Highlights & Insights¶
- Constant-time online reconstruction: Each frame incurs \(O(1)\) update cost independent of sequence length, making the method genuinely suitable for real-time applications.
- Complementarity of the dual-key design: The latent key captures "what is relevant" while the orientation key encodes "from where it is observed"—together they enable comprehensive spatial coverage.
- Non-accumulative paradigm: Unlike conventional methods that accumulate predictions and then globally optimize, the proposed approach directly outputs a complete representation at each step, fundamentally eliminating redundancy and optimization overhead.
Limitations & Future Work¶
- Only rigid objects are supported; non-rigid deformable objects are not handled.
- The quality of the initial frame affects subsequent reconstruction (severe occlusion or blur in the first frame degrades overall performance).
- Converting the output 3DGS representation to explicit meshes remains challenging.
- Resolution is limited to 256×256; scaling to higher resolutions requires further investigation.
Related Work & Insights¶
- vs. BundleSDF: BundleSDF requires ground-truth depth and keyframe-matching optimization; OnlineSplatter operates as a purely RGB feed-forward method.

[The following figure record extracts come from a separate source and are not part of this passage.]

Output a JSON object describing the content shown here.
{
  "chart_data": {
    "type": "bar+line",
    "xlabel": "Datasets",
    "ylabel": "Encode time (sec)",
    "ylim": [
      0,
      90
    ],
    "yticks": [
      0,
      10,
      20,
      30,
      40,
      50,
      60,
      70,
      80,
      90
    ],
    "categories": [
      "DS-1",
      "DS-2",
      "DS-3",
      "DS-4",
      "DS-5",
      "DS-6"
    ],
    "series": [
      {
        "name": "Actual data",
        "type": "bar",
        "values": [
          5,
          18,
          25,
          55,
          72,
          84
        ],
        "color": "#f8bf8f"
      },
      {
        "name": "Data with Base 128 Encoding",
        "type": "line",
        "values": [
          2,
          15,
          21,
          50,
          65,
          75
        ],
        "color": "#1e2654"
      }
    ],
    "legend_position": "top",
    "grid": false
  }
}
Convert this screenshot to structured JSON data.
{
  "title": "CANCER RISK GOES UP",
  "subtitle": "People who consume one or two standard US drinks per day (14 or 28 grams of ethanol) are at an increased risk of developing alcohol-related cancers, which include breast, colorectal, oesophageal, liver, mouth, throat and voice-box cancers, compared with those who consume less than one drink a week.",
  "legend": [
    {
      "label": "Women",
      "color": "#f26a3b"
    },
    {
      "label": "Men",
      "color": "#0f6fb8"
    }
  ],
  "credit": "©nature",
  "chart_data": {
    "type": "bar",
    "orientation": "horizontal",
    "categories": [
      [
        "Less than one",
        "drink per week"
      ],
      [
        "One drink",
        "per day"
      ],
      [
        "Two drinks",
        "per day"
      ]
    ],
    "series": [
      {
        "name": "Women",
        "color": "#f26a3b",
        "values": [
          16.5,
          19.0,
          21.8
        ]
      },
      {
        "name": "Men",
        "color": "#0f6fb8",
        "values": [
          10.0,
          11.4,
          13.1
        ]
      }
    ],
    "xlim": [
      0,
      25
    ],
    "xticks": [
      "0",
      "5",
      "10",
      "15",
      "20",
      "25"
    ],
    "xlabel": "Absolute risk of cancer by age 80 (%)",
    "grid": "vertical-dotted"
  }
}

- vs. DUSt3R/NoPoSplat: These methods assume static scenes, whereas OnlineSplatter is specifically designed for free-moving objects.
- vs. FreeSplatter: FreeSplatter processes four frames at a time and requires a frame selection strategy; OnlineSplatter naturally accumulates information through its memory module.
Rating¶
- Novelty: ⭐⭐⭐⭐⭐ The dual-key memory design is novel; integrating orientation estimation into memory retrieval is particularly elegant.
- Experimental Thoroughness: ⭐⭐⭐⭐⭐ Evaluated on both synthetic and real datasets with phased assessment, comprehensive ablations, and mesh comparisons.
- Writing Quality: ⭐⭐⭐⭐ Method description is clear, though the dense notation requires some adaptation on first reading.
- Value: ⭐⭐⭐⭐⭐ The first truly pose-free online object reconstruction feed-forward framework, with direct applicability to robotic perception.